Wednesday 7 July 2010

The Secret Garden

This is a picture of the gateway to the walled garden in the park, taken from inside to share the glorious canopy of wisteria with you. Sorry the sweet fragrance of the moment is lost to you.

I guess everybody loves a walled garden. Not just for the micro climate it creates, nor solely for the wonderful opportunities for the gardener this presents, but for the delicious sense of a secret, sheltered, place. A sanctuary of sorts.

There was a walled garden on my uncle's farm. It had none of the red bricked splendour that curtains the gardens of the wealthy estates. Rather it was enclosed by a somewhat tumble down dry stone wall, (what else would you expect on a Welsh hill farm), perhaps reaching to the height of an average man's shoulder. Trees had planted themselves along the top so long ago, and grew so thickly, that in summer the height of the screen around us was increased by some ten or twelve feet.

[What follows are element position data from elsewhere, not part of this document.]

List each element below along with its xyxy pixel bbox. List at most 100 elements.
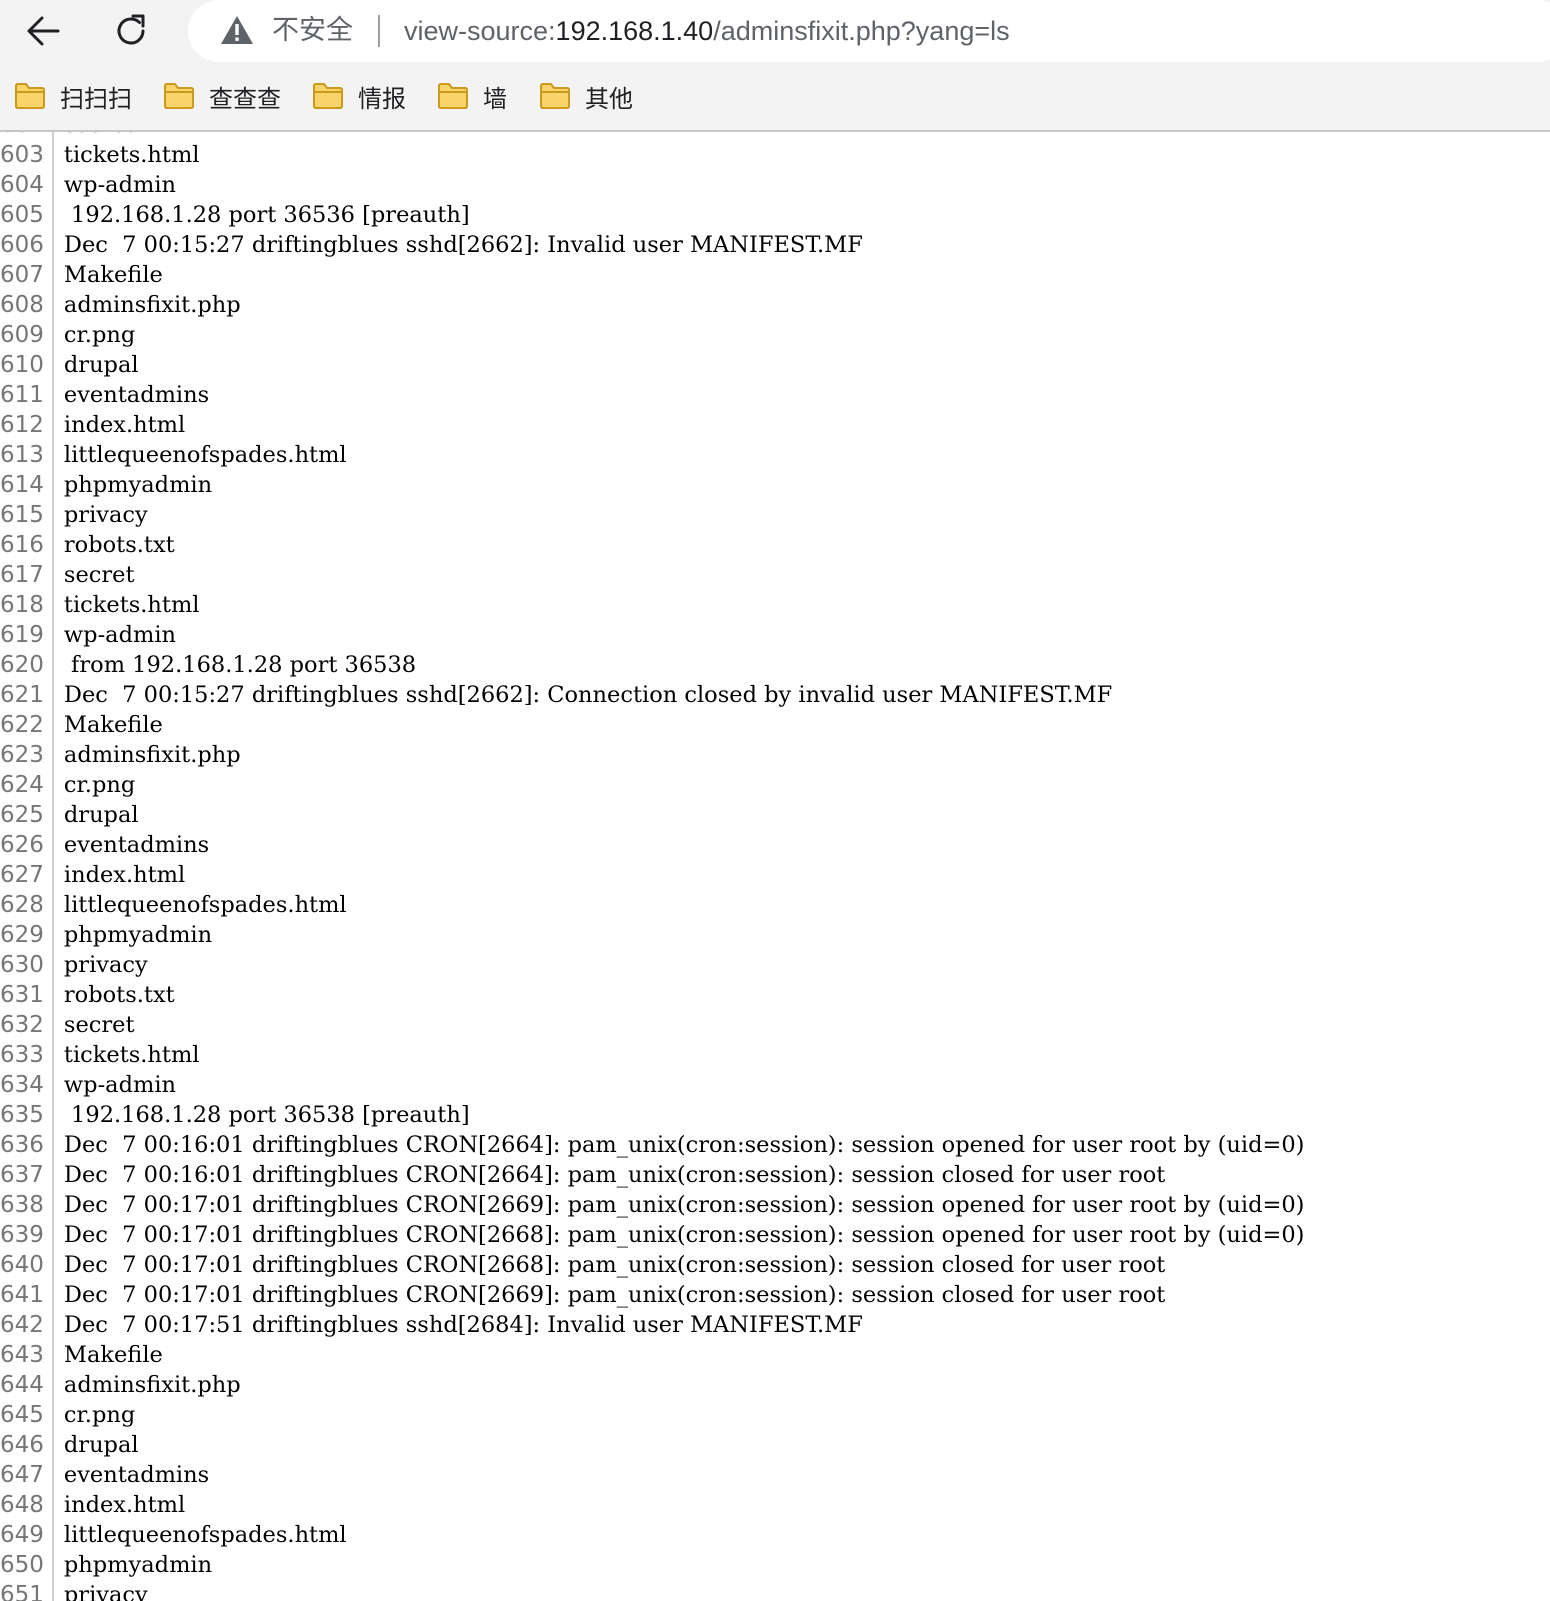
- line-number: 614: [0, 470, 54, 500]
- line-content: tickets.html: [63, 592, 200, 618]
- line-number: 609: [0, 320, 54, 350]
- line-number: 646: [0, 1430, 54, 1460]
- line-number: 617: [0, 560, 54, 590]
- source-line: 625 drupal: [0, 800, 1304, 830]
- bookmark-folder-2[interactable]: 情报: [312, 78, 406, 114]
- line-content: Dec 7 00:17:01 driftingblues CRON[2668]:…: [63, 1222, 1305, 1248]
- bookmark-label: 其他: [585, 84, 633, 113]
- line-number: 623: [0, 740, 54, 770]
- line-content: Makefile: [63, 712, 163, 738]
- line-content: Dec 7 00:17:01 driftingblues CRON[2669]:…: [63, 1192, 1305, 1218]
- source-line: 615 privacy: [0, 500, 1304, 530]
- bookmark-label: 查查查: [209, 84, 281, 113]
- back-button[interactable]: [20, 8, 66, 54]
- line-content: littlequeenofspades.html: [63, 1522, 347, 1548]
- line-content: index.html: [63, 862, 186, 888]
- bookmark-folder-3[interactable]: 墙: [437, 78, 507, 114]
- line-number: 610: [0, 350, 54, 380]
- source-lines: 602secret603tickets.html604wp-admin605 1…: [0, 132, 1304, 1601]
- source-line: 633 tickets.html: [0, 1040, 1304, 1070]
- bookmark-folder-1[interactable]: 查查查: [163, 78, 281, 114]
- source-line: 637 Dec 7 00:16:01 driftingblues CRON[266…: [0, 1160, 1304, 1190]
- source-line: 649 littlequeenofspades.html: [0, 1520, 1304, 1550]
- source-line: 603 tickets.html: [0, 140, 1304, 170]
- line-number: 645: [0, 1400, 54, 1430]
- line-content: cr.png: [63, 322, 136, 348]
- line-content: cr.png: [63, 1402, 136, 1428]
- source-line: 623 adminsfixit.php: [0, 740, 1304, 770]
- view-source-content[interactable]: 602secret603tickets.html604wp-admin605 1…: [0, 132, 1550, 1601]
- reload-button[interactable]: [108, 8, 154, 54]
- source-line: 613 littlequeenofspades.html: [0, 440, 1304, 470]
- line-number: 642: [0, 1310, 54, 1340]
- line-number: 625: [0, 800, 54, 830]
- line-number: 637: [0, 1160, 54, 1190]
- source-line: 648 index.html: [0, 1490, 1304, 1520]
- browser-toolbar: 不安全 view-source:192.168.1.40/adminsfixit…: [0, 0, 1550, 62]
- line-content: littlequeenofspades.html: [63, 442, 347, 468]
- source-line: 646 drupal: [0, 1430, 1304, 1460]
- line-number: 615: [0, 500, 54, 530]
- line-number: 629: [0, 920, 54, 950]
- line-number: 607: [0, 260, 54, 290]
- line-content: index.html: [63, 1492, 186, 1518]
- line-content: Dec 7 00:17:01 driftingblues CRON[2669]:…: [63, 1282, 1166, 1308]
- line-number: 641: [0, 1280, 54, 1310]
- line-number: 604: [0, 170, 54, 200]
- line-content: secret: [63, 562, 135, 588]
- line-content: robots.txt: [63, 982, 175, 1008]
- url-text[interactable]: view-source:192.168.1.40/adminsfixit.php…: [404, 13, 1010, 49]
- source-line: 630 privacy: [0, 950, 1304, 980]
- line-content: eventadmins: [63, 832, 210, 858]
- source-line: 626 eventadmins: [0, 830, 1304, 860]
- back-arrow-icon: [27, 16, 60, 46]
- source-line: 641 Dec 7 00:17:01 driftingblues CRON[266…: [0, 1280, 1304, 1310]
- line-content: Dec 7 00:16:01 driftingblues CRON[2664]:…: [63, 1132, 1305, 1158]
- source-line: 651 privacy: [0, 1580, 1304, 1601]
- line-content: eventadmins: [63, 382, 210, 408]
- line-content: 192.168.1.28 port 36536 [preauth]: [63, 202, 470, 228]
- line-content: adminsfixit.php: [63, 292, 241, 318]
- source-line: 602secret: [0, 132, 1304, 140]
- security-status-label[interactable]: 不安全: [272, 13, 353, 49]
- line-content: cr.png: [63, 772, 136, 798]
- line-number: 616: [0, 530, 54, 560]
- url-host: 192.168.1.40: [555, 16, 714, 46]
- folder-icon: [313, 83, 343, 109]
- line-content: tickets.html: [63, 1042, 200, 1068]
- line-number: 622: [0, 710, 54, 740]
- source-line: 617 secret: [0, 560, 1304, 590]
- source-line: 634 wp-admin: [0, 1070, 1304, 1100]
- line-number: 647: [0, 1460, 54, 1490]
- line-content: Dec 7 00:17:01 driftingblues CRON[2668]:…: [63, 1252, 1166, 1278]
- bookmark-folder-4[interactable]: 其他: [539, 78, 633, 114]
- line-number: 627: [0, 860, 54, 890]
- line-content: secret: [63, 1012, 135, 1038]
- folder-icon: [15, 83, 45, 109]
- line-number: 631: [0, 980, 54, 1010]
- address-bar[interactable]: 不安全 view-source:192.168.1.40/adminsfixit…: [188, 0, 1550, 62]
- line-content: adminsfixit.php: [63, 742, 241, 768]
- line-content: secret: [53, 132, 1305, 140]
- line-content: phpmyadmin: [63, 922, 213, 948]
- source-line: 606 Dec 7 00:15:27 driftingblues sshd[266…: [0, 230, 1304, 260]
- source-line: 605 192.168.1.28 port 36536 [preauth]: [0, 200, 1304, 230]
- source-line: 631 robots.txt: [0, 980, 1304, 1010]
- line-number: 634: [0, 1070, 54, 1100]
- source-line: 627 index.html: [0, 860, 1304, 890]
- line-number: 643: [0, 1340, 54, 1370]
- source-line: 643 Makefile: [0, 1340, 1304, 1370]
- line-number: 605: [0, 200, 54, 230]
- line-content: Dec 7 00:16:01 driftingblues CRON[2664]:…: [63, 1162, 1166, 1188]
- source-line: 610 drupal: [0, 350, 1304, 380]
- warning-triangle-icon[interactable]: [220, 14, 254, 46]
- folder-icon: [438, 83, 468, 109]
- source-line: 619 wp-admin: [0, 620, 1304, 650]
- bookmark-label: 扫扫扫: [60, 84, 132, 113]
- url-path: /adminsfixit.php?yang=ls: [713, 16, 1010, 46]
- bookmark-folder-0[interactable]: 扫扫扫: [14, 78, 132, 114]
- line-number: 640: [0, 1250, 54, 1280]
- source-line: 612 index.html: [0, 410, 1304, 440]
- line-number: 624: [0, 770, 54, 800]
- source-line: 639 Dec 7 00:17:01 driftingblues CRON[266…: [0, 1220, 1304, 1250]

In the centre of the garden was an old cherry tree which made a great castle, or tall ship, when climbed into, as well as a delicious source of sweet, chin-dribbling juiciness at the right time of year. It's leafy layered branches provided an extra veil of secrecy in as much as it hid us from all except the sharpest eyes if we could only keep quiet long enough.

In my memory there was also rich golden globes of soft-haired gooseberries too, hanging like miniature chinese lanterns on the undersides of the low bushes. I remember lying underneath them while we idled the time away absently feeding ourselves as we did so. Whether this treasure was in the walled garden, or the other larger, mainly neglected kitchen garden I'm not sure, but I do know that the rich, pulpily soft, Victoria plums belonged in that larger place.

I do remember that the grass grew long and full of seedheads around us in both places. There was always too much work and too few hands to be sure, and the television-perfect gardens, and the idea of the designers "outside rooms" of the future would have been met with total incomprehension. But oh the joy of rolling in that grass, with it's eyeball contact with the insects, and the deep scent of summer earth. To be sure the itch of the seed heads in ones clothes, and the bites of some of the insects was not so welcome, but a small enough price to pay for getting so close to the common clay from which we all spring.

And all the while there was the sense of being safely held in these secret places, for even as children, (and how much more we realise this now), there is the need for a safe place where adults cannot come, and our dreams can remain unbroken.

Perhaps you have a memory of some safe place that sustains you even now. Would that everybody had.